Earlier this year, 888 and Rank Group tried to acquire William Hill, but the proposal was unanimously rejected by the company’s Board of Directors.
After the decision against an Amaya merger was reached, William Hill released a public statement wishing further success to its would-be partner Amaya Amaya’s chairman, on the other hand, issued a statement in which he claimed that it would be best for his company to remain independent and publicly listed.
William Hill’s Major Shareholders Rejected the Merger Proposal
Parvus Asset Management, a hedge fund which owns more than 14% of William Hill’s shares and is the largest shareholder, is reported to be the biggest opponent of the proposed merger. William Hill announced that shareholders were opposing the merger. Parvus published an open letter criticising the proposed merger. The hedge fund thought that the proposal was not based on strategic reasoning, adding that it would decrease the share value.
Parvus wasn’t the only opponent of the merger. The bookmaker’s ex CEO, Topping also said that he didn’t understand the motive behind the proposed merger. In William Hill’s latest statement on the issue it was suggested that the merger talks were in a preliminary stage and that reports of it shouldn’t have been published in the media.
John Colley, who is a business professor and an expert on takeovers and mergers said that he couldn’t see how a merger between a UK betting operator and a Canadian online poker operator could create any added value.

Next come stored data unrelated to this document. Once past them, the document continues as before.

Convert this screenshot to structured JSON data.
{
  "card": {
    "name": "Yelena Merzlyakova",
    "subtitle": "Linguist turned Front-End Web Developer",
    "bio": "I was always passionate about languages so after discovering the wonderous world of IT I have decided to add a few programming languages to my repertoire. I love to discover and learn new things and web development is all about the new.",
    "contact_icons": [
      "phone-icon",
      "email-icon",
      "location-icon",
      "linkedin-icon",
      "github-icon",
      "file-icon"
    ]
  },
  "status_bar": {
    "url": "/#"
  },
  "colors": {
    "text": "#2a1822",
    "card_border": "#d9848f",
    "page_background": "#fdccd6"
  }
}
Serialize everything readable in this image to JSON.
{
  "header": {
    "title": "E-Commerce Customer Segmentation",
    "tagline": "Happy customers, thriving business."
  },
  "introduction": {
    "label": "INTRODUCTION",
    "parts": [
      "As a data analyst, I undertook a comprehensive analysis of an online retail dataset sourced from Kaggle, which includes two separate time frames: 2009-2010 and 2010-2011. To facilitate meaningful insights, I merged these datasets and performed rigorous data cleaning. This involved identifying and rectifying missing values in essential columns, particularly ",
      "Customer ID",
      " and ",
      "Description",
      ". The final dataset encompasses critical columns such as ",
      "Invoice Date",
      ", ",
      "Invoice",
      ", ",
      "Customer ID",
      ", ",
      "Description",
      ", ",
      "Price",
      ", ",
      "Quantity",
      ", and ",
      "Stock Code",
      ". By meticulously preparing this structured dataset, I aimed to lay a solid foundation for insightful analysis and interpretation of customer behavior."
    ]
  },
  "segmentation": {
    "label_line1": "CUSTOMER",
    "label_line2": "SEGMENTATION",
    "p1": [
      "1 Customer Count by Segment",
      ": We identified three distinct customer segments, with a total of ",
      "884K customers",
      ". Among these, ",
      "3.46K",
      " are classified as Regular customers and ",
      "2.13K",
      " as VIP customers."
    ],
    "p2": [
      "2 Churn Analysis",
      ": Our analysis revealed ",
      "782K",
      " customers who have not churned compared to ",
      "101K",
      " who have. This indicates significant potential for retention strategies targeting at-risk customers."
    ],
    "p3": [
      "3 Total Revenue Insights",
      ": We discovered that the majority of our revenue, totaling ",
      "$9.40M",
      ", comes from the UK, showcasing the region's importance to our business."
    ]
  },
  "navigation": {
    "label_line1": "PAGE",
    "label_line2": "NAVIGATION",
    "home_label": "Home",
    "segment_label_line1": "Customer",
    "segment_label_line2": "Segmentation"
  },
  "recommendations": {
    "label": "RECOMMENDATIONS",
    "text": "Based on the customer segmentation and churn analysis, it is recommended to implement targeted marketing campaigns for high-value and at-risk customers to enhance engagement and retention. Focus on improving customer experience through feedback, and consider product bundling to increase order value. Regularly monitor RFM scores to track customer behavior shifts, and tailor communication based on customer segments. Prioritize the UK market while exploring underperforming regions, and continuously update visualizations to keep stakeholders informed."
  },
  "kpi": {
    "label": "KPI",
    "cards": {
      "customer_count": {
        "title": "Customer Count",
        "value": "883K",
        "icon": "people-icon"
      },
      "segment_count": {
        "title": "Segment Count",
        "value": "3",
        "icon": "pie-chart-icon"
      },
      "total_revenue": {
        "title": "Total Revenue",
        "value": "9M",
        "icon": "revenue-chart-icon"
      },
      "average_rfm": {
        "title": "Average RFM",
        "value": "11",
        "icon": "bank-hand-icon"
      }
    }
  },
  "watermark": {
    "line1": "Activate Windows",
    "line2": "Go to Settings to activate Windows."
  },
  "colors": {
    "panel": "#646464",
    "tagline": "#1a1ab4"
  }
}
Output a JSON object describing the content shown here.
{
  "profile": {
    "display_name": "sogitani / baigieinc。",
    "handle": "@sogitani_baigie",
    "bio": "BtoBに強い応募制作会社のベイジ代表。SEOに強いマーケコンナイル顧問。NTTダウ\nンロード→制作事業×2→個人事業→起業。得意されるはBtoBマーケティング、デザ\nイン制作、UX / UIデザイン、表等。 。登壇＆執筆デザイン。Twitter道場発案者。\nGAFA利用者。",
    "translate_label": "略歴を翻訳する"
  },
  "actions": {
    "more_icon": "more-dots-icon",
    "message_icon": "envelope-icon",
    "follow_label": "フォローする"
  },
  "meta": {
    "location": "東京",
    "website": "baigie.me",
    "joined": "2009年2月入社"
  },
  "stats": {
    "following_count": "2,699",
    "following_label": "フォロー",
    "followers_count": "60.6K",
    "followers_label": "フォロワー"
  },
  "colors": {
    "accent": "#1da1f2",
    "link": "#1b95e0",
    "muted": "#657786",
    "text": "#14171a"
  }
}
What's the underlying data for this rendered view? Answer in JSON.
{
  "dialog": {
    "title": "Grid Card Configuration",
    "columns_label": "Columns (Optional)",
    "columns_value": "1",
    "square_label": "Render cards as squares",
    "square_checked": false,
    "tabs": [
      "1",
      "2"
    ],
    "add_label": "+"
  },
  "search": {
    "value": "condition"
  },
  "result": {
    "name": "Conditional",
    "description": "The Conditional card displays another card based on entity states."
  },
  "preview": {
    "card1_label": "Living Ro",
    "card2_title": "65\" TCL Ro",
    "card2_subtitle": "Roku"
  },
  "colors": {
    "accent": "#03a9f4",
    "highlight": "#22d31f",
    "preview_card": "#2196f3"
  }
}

He indicated that the shareholeders had every right to be suspicious of the alleged benefits.
The company’s current CEO, who is a temporary solution until a new CEO is appointed said that the company will remain focused on its core development priorities – international operations, efficiency, online presence and technology, while continuously looking for other options that could provide increased value for shareholders.
William Hill expects an operating profit in the range between £260 and £280 million in 2016.
Amaya CEO Says the Company Will Remain Profitable
Amaya’s CEO, Divyesh Gadhia, in his public statement stated that the company’s management and its financial advisors are already looking for other viable options that’ll help them increase shareholder value and that he will keep on working in the best interest of the shareholders.
Gandhia added that Amaya is a growing and stable company which has shown that it can deliver profitable growth in the past. It has been suggested that William Hill’s shareholders refused the merger proposal because they didn’t believe that the online poker market had sufficient growth potential.
This was denied by Amaya, claiming that the poker market is in fact growing. The Canadian company also claimed that it is possible to sell other gaming products to poker players, something which was also disputed.